Re: [PATCH v4 1/3] powerpc/bitops: Use immediate operand when possible

From: Segher Boessenkool
Date: Mon Sep 20 2021 - 17:30:39 EST


Hi!

On Mon, Sep 20, 2021 at 10:31:17AM +0200, Christophe Leroy wrote:
> Today we get the following code generation for bitops like
> set or clear bit:
>
> c0009fe0: 39 40 08 00 li r10,2048
> c0009fe4: 7c e0 40 28 lwarx r7,0,r8
> c0009fe8: 7c e7 53 78 or r7,r7,r10
> c0009fec: 7c e0 41 2d stwcx. r7,0,r8
>
> c000d568: 39 00 18 00 li r8,6144
> c000d56c: 7c c0 38 28 lwarx r6,0,r7
> c000d570: 7c c6 40 78 andc r6,r6,r8
> c000d574: 7c c0 39 2d stwcx. r6,0,r7
>
> Most set bits are constant on lower 16 bits, so it can easily
> be replaced by the "immediate" version of the operation. Allow
> GCC to choose between the normal or immediate form.
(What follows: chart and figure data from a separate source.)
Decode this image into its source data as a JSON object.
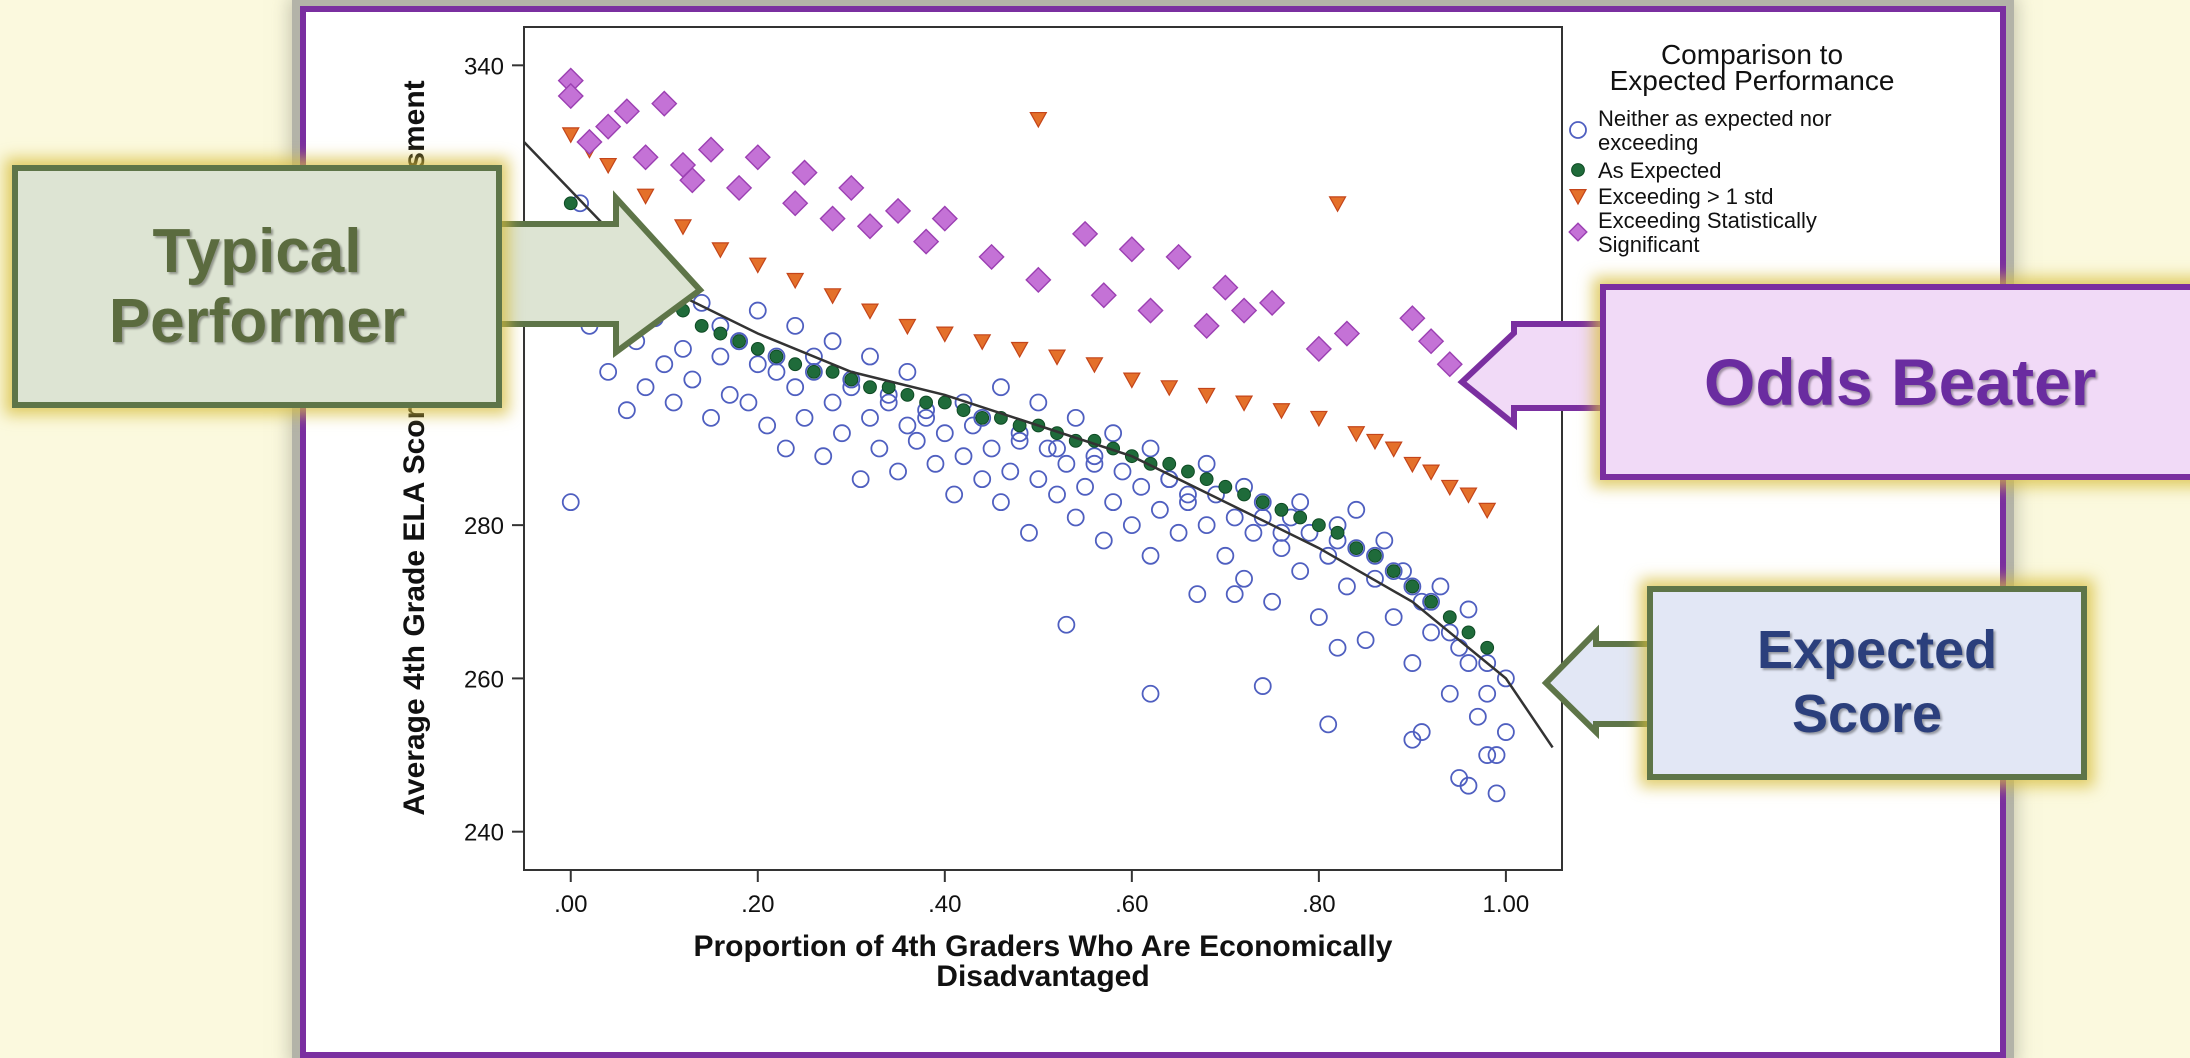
{
  "chart_data": {
    "type": "scatter",
    "xlabel": "Proportion of 4th Graders Who Are Economically Disadvantaged",
    "ylabel": "Average 4th Grade ELA Score on State Assessment",
    "xlim": [
      -0.05,
      1.06
    ],
    "ylim": [
      235,
      345
    ],
    "x_ticks": [
      0,
      0.2,
      0.4,
      0.6,
      0.8,
      1.0
    ],
    "x_tick_labels": [
      ".00",
      ".20",
      ".40",
      ".60",
      ".80",
      "1.00"
    ],
    "y_ticks": [
      240,
      260,
      280,
      340
    ],
    "y_tick_labels": [
      "240",
      "260",
      "280",
      "340"
    ],
    "grid": false,
    "legend_position": "right",
    "legend_title": "Comparison to Expected Performance",
    "trend_line": {
      "x": [
        -0.05,
        0.1,
        0.2,
        0.3,
        0.4,
        0.5,
        0.6,
        0.7,
        0.8,
        0.9,
        1.0,
        1.05
      ],
      "y": [
        330,
        311,
        305,
        300,
        297,
        293,
        289,
        283,
        277,
        270,
        260,
        251
      ]
    },
    "series": [
      {
        "name": "Neither as expected nor exceeding",
        "marker": "circle-open",
        "color": "#4f5fc0",
        "x": [
          0.0,
          0.0,
          0.01,
          0.02,
          0.02,
          0.03,
          0.04,
          0.05,
          0.06,
          0.07,
          0.08,
          0.09,
          0.1,
          0.1,
          0.11,
          0.12,
          0.13,
          0.14,
          0.15,
          0.16,
          0.17,
          0.18,
          0.19,
          0.2,
          0.21,
          0.22,
          0.23,
          0.24,
          0.25,
          0.26,
          0.27,
          0.28,
          0.29,
          0.3,
          0.31,
          0.32,
          0.33,
          0.34,
          0.35,
          0.36,
          0.37,
          0.38,
          0.39,
          0.4,
          0.41,
          0.42,
          0.43,
          0.44,
          0.45,
          0.46,
          0.47,
          0.48,
          0.49,
          0.5,
          0.51,
          0.52,
          0.53,
          0.54,
          0.55,
          0.56,
          0.57,
          0.58,
          0.59,
          0.6,
          0.61,
          0.62,
          0.63,
          0.64,
          0.65,
          0.66,
          0.67,
          0.68,
          0.69,
          0.7,
          0.71,
          0.72,
          0.73,
          0.74,
          0.75,
          0.76,
          0.77,
          0.78,
          0.79,
          0.8,
          0.81,
          0.82,
          0.83,
          0.84,
          0.85,
          0.86,
          0.87,
          0.88,
          0.89,
          0.9,
          0.91,
          0.92,
          0.93,
          0.94,
          0.95,
          0.96,
          0.97,
          0.98,
          0.99,
          1.0,
          0.16,
          0.18,
          0.2,
          0.22,
          0.24,
          0.26,
          0.28,
          0.3,
          0.32,
          0.34,
          0.36,
          0.38,
          0.42,
          0.44,
          0.46,
          0.48,
          0.5,
          0.52,
          0.54,
          0.56,
          0.58,
          0.62,
          0.64,
          0.66,
          0.68,
          0.72,
          0.74,
          0.76,
          0.78,
          0.82,
          0.84,
          0.86,
          0.88,
          0.9,
          0.92,
          0.94,
          0.96,
          0.98,
          0.53,
          0.62,
          0.71,
          0.74,
          0.81,
          0.82,
          0.9,
          0.91,
          0.95,
          0.96,
          0.98,
          0.99,
          1.0
        ],
        "y": [
          283,
          318,
          322,
          312,
          306,
          316,
          300,
          310,
          295,
          304,
          298,
          307,
          301,
          312,
          296,
          303,
          299,
          309,
          294,
          302,
          297,
          304,
          296,
          301,
          293,
          300,
          290,
          298,
          294,
          302,
          289,
          296,
          292,
          299,
          286,
          294,
          290,
          297,
          287,
          293,
          291,
          295,
          288,
          292,
          284,
          289,
          293,
          286,
          290,
          283,
          287,
          291,
          279,
          286,
          290,
          284,
          288,
          281,
          285,
          289,
          278,
          283,
          287,
          280,
          285,
          276,
          282,
          286,
          279,
          283,
          271,
          280,
          284,
          276,
          281,
          273,
          279,
          283,
          270,
          277,
          281,
          274,
          279,
          268,
          276,
          280,
          272,
          277,
          265,
          273,
          278,
          268,
          274,
          262,
          270,
          266,
          272,
          258,
          264,
          269,
          255,
          262,
          250,
          260,
          306,
          304,
          308,
          302,
          306,
          300,
          304,
          298,
          302,
          296,
          300,
          294,
          296,
          294,
          298,
          292,
          296,
          290,
          294,
          288,
          292,
          290,
          286,
          284,
          288,
          285,
          281,
          279,
          283,
          278,
          282,
          276,
          274,
          272,
          270,
          266,
          262,
          258,
          267,
          258,
          271,
          259,
          254,
          264,
          252,
          253,
          247,
          246,
          250,
          245,
          253
        ]
      },
      {
        "name": "As Expected",
        "marker": "circle-filled",
        "color": "#1f6b3a",
        "x": [
          0.0,
          0.02,
          0.04,
          0.06,
          0.08,
          0.1,
          0.12,
          0.14,
          0.16,
          0.18,
          0.2,
          0.22,
          0.24,
          0.26,
          0.28,
          0.3,
          0.32,
          0.34,
          0.36,
          0.38,
          0.4,
          0.42,
          0.44,
          0.46,
          0.48,
          0.5,
          0.52,
          0.54,
          0.56,
          0.58,
          0.6,
          0.62,
          0.64,
          0.66,
          0.68,
          0.7,
          0.72,
          0.74,
          0.76,
          0.78,
          0.8,
          0.82,
          0.84,
          0.86,
          0.88,
          0.9,
          0.92,
          0.94,
          0.96,
          0.98
        ],
        "y": [
          322,
          318,
          316,
          313,
          311,
          309,
          308,
          306,
          305,
          304,
          303,
          302,
          301,
          300,
          300,
          299,
          298,
          298,
          297,
          296,
          296,
          295,
          294,
          294,
          293,
          293,
          292,
          291,
          291,
          290,
          289,
          288,
          288,
          287,
          286,
          285,
          284,
          283,
          282,
          281,
          280,
          279,
          277,
          276,
          274,
          272,
          270,
          268,
          266,
          264
        ]
      },
      {
        "name": "Exceeding > 1 std",
        "marker": "triangle-down",
        "color": "#e4702a",
        "x": [
          0.0,
          0.02,
          0.04,
          0.08,
          0.12,
          0.16,
          0.2,
          0.24,
          0.28,
          0.32,
          0.36,
          0.4,
          0.44,
          0.48,
          0.5,
          0.52,
          0.56,
          0.6,
          0.64,
          0.68,
          0.72,
          0.76,
          0.8,
          0.82,
          0.84,
          0.86,
          0.88,
          0.9,
          0.92,
          0.94,
          0.96,
          0.98
        ],
        "y": [
          331,
          329,
          327,
          323,
          319,
          316,
          314,
          312,
          310,
          308,
          306,
          305,
          304,
          303,
          333,
          302,
          301,
          299,
          298,
          297,
          296,
          295,
          294,
          322,
          292,
          291,
          290,
          288,
          287,
          285,
          284,
          282
        ]
      },
      {
        "name": "Exceeding Statistically Significant",
        "marker": "diamond",
        "color": "#c472d6",
        "x": [
          0.0,
          0.0,
          0.02,
          0.04,
          0.06,
          0.08,
          0.1,
          0.12,
          0.13,
          0.15,
          0.18,
          0.2,
          0.24,
          0.25,
          0.28,
          0.3,
          0.32,
          0.35,
          0.38,
          0.4,
          0.45,
          0.5,
          0.55,
          0.57,
          0.6,
          0.62,
          0.65,
          0.68,
          0.7,
          0.72,
          0.75,
          0.8,
          0.83,
          0.9,
          0.92,
          0.94,
          0.98,
          1.0
        ],
        "y": [
          338,
          336,
          330,
          332,
          334,
          328,
          335,
          327,
          325,
          329,
          324,
          328,
          322,
          326,
          320,
          324,
          319,
          321,
          317,
          320,
          315,
          312,
          318,
          310,
          316,
          308,
          315,
          306,
          311,
          308,
          309,
          303,
          305,
          307,
          304,
          301,
          299,
          296
        ]
      }
    ]
  },
  "callouts": {
    "typical_performer": "Typical Performer",
    "odds_beater": "Odds Beater",
    "expected_score": "Expected Score"
  }
}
You can also handle the second sixteen bits (the "shifted" half), by
using oris etc. The "%eN" output modifier prints an "s" for this:
/* If the low 16 bits are 0, but some other bit is set, write 's'. */
But this doesn't handle non-constant arguments, so you're likely better
off using what you have noe.

> For clear bits, on 32 bits 'rlwinm' can be used instead of 'andc' for
> when all bits to be cleared are consecutive.

Or when all you want to keep are consecutive (you do handle that now :-) )

> On 64 bits we don't have any equivalent single operation for clearing,
> single bits or a few bits, we'd need two 'rldicl' so it is not
> worth it, the li/andc sequence is doing the same.

You can use rlwinm whenever you want to clear all top 32 bits.

A sometimes nice idiom is ori x,x,N ; xori x,x,N to clear the bits N
(or oris/xoris). But it's two insns no matter what (but no spare
register is needed).

> Signed-off-by: Christophe Leroy <christophe.leroy@xxxxxxxxxx>

> +static inline unsigned long test_and_clear_bits(unsigned long mask, volatile unsigned long *_p)
> +{
> + unsigned long old, t;
> + unsigned long *p = (unsigned long *)_p;
> +
> + if (IS_ENABLED(CONFIG_PPC32) &&
> + __builtin_constant_p(mask) && is_rlwinm_mask_valid(mask)) {

is_rlwinm_mask_valid(~mask)? So that test_and_clear_bits(0, ...) will
work with rlwinm, and test_and_clear_bits(0xffffffff, ...) will not make
gas scream bloody murder ("illegal bitmask"). Tha mask you pass to the
instruction is ~mask after all.

Looks great except that one nit. Thanks :-)

Reviewed-by: Segher Boessenkool <segher@xxxxxxxxxxxxxxxxxxx>


Segher